Wataru’s udai also kept its distance from the ruins, stomping its hooves in place.
“Have there been no reports in Gasara about strange things going on here, or strange lights?”
“Not a one. Most of the folks that come to Gasara have no business coming to a place like this.”
“And you probably would have to get quite close to see the glow of the gemstone anyway,” Wataru muttered.
Trone growled deep in his throat. “We’ve no proof it’s a gemstone, so don’t jump to conclusions. Let’s dismount and take a look around.”
Roping their udais to a protruding rock, they approached the ruins on foot. Trone walked with his hands empty, swinging by his side, but Wataru couldn’t relax without his right hand resting on the hilt of his Brave’s Sword.
“I don’t like the feel of this place,” Wataru whispered.
“Nor I.”
The two stepped inside the outline of the ruins and began pacing its border. Every time his foot fell on something that cracked, or he felt a lump in the soot, Wataru was sure he was stepping on someone’s bones, and it sent shivers down his spine.
“The bodies of the believers were all carried from here and buried in the town’s communal grave site,” Trone said as he looked around. “You won’t find any corpses left here. So don’t worry about stepping on anyone’s remains.”

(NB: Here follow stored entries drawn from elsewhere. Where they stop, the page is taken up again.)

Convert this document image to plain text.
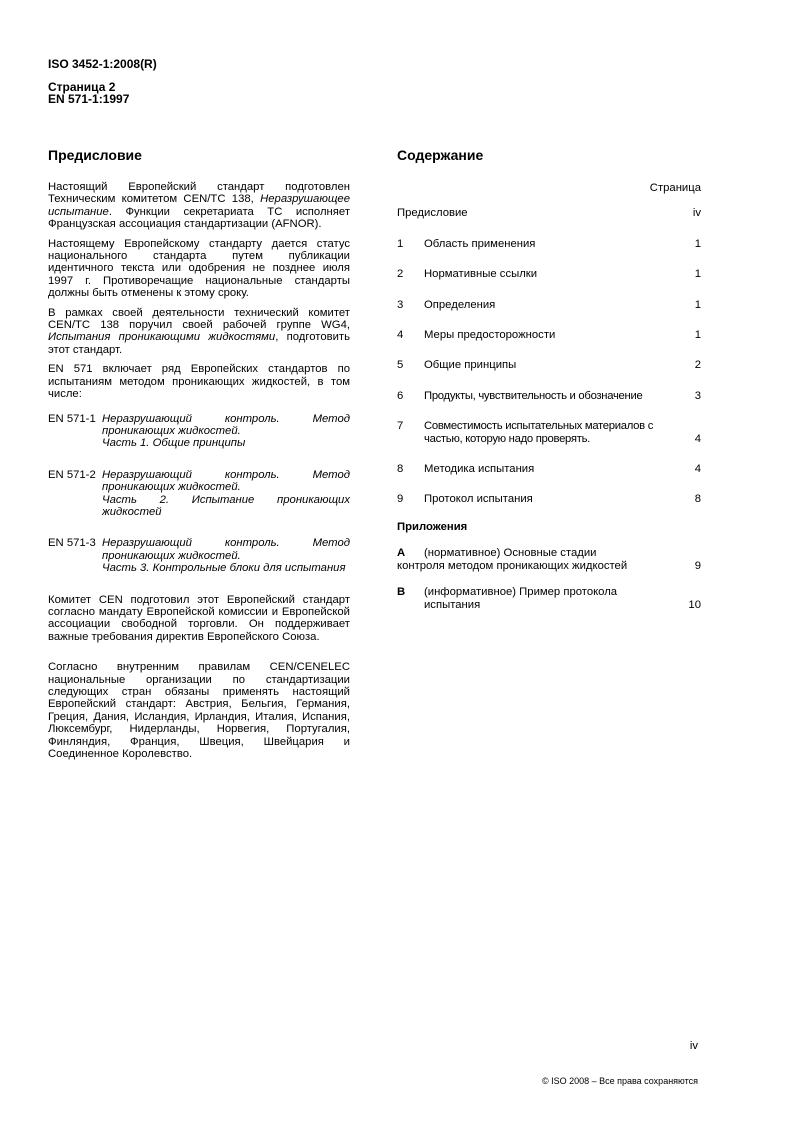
ISO 3452-1:2008(R)
Страница 2
EN 571-1:1997
Предисловие

Настоящий Европейский стандарт подготовлен Техническим комитетом CEN/TC 138, Неразрушающее испытание. Функции секретариата ТС исполняет Французская ассоциация стандартизации (AFNOR).

Настоящему Европейскому стандарту дается статус национального стандарта путем публикации идентичного текста или одобрения не позднее июля 1997 г. Противоречащие национальные стандарты должны быть отменены к этому сроку.

В рамках своей деятельности технический комитет CEN/TC 138 поручил своей рабочей группе WG4, Испытания проникающими жидкостями, подготовить этот стандарт.

EN 571 включает ряд Европейских стандартов по испытаниям методом проникающих жидкостей, в том числе:

EN 571-1 Неразрушающий контроль. Метод проникающих жидкостей.
Часть 1. Общие принципы
EN 571-2 Неразрушающий контроль. Метод проникающих жидкостей.
Часть 2. Испытание проникающих жидкостей
EN 571-3 Неразрушающий контроль. Метод проникающих жидкостей.
Часть 3. Контрольные блоки для испытания

Комитет CEN подготовил этот Европейский стандарт согласно мандату Европейской комиссии и Европейской ассоциации свободной торговли. Он поддерживает важные требования директив Европейского Союза.

Согласно внутренним правилам CEN/CENELEC национальные организации по стандартизации следующих стран обязаны применять настоящий Европейский стандарт: Австрия, Бельгия, Германия, Греция, Дания, Исландия, Ирландия, Италия, Испания, Люксембург, Нидерланды, Норвегия, Португалия, Финляндия, Франция, Швеция, Швейцария и Соединенное Королевство.

Содержание
Страница
Предисловие	iv
1	Область применения	1
2	Нормативные ссылки	1
3	Определения	1
4	Меры предосторожности	1
5	Общие принципы	2
6	Продукты, чувствительность и обозначение	3
7	Совместимость испытательных материалов с частью, которую надо проверять.	4
8	Методика испытания	4
9	Протокол испытания	8
Приложения
A	(нормативное) Основные стадии
контроля методом проникающих жидкостей	9
B	(информативное) Пример протокола
испытания	10
iv
© ISO 2008 – Все права сохраняются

“That’s a relief,” Wataru said, still walking on tiptoe.
“Take a look,” Trone said, touching one of the blackened pillars. “It’s thin. Your leg could hold more weight than this. When all your builders are women, children, the elderly, and the sick, you can’t carry anything much sturdier than this.”
The sun had begun to angle down in the sky, but it was still quite light. Still, Wataru felt that here, where the chapel once stood, seemed somehow darker than it had been outside the line marked by the scorched ground.